Children by the dozen, abandoning their ghos (traditional robes) for jeans and T-shirts bearing US wrestling logos; on their heads Stars and Stripes bandannas. On the mud wall of the ancient crematorium, they crawled in charcoal a message in English with swear words.
In one village so many farmers were watching TV that an entire crop failed. There is something depressing about watching a society casting aside its unique character in favour of a Californian beach.
ROTTEN RESULTS
Bhutan's isolation has made the impact of television all the clearer. Consider the results of the impact study:
One third of girls now want to look more American (whiter skin, blond hair).

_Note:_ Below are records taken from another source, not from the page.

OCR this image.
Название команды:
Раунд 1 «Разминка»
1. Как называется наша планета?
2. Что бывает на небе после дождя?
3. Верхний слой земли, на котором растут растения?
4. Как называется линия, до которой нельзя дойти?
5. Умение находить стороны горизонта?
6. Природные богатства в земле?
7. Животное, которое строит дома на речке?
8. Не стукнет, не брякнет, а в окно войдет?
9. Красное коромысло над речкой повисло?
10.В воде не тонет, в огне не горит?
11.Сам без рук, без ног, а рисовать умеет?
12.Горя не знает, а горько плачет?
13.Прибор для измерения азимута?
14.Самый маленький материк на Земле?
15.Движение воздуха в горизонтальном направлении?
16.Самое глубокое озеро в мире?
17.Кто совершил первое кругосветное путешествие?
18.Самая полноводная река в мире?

A similar proportion have new approaches to relationships (boyfriends not husbands, sex not marriage).
More than 35% of parents prefer to watch TV than talk to their children.
Almost 50% of children watch for up to 12 hours a day.
Is this how we came to live in our Big Brother society, mesmerised by the fate of minor celebrities fighting in the jungle?
The King underestimated the power of TV, perceiving it as a benign and controllable force, allowing it free rein, believing that his kingdom's culture was strong enough to resist its messages.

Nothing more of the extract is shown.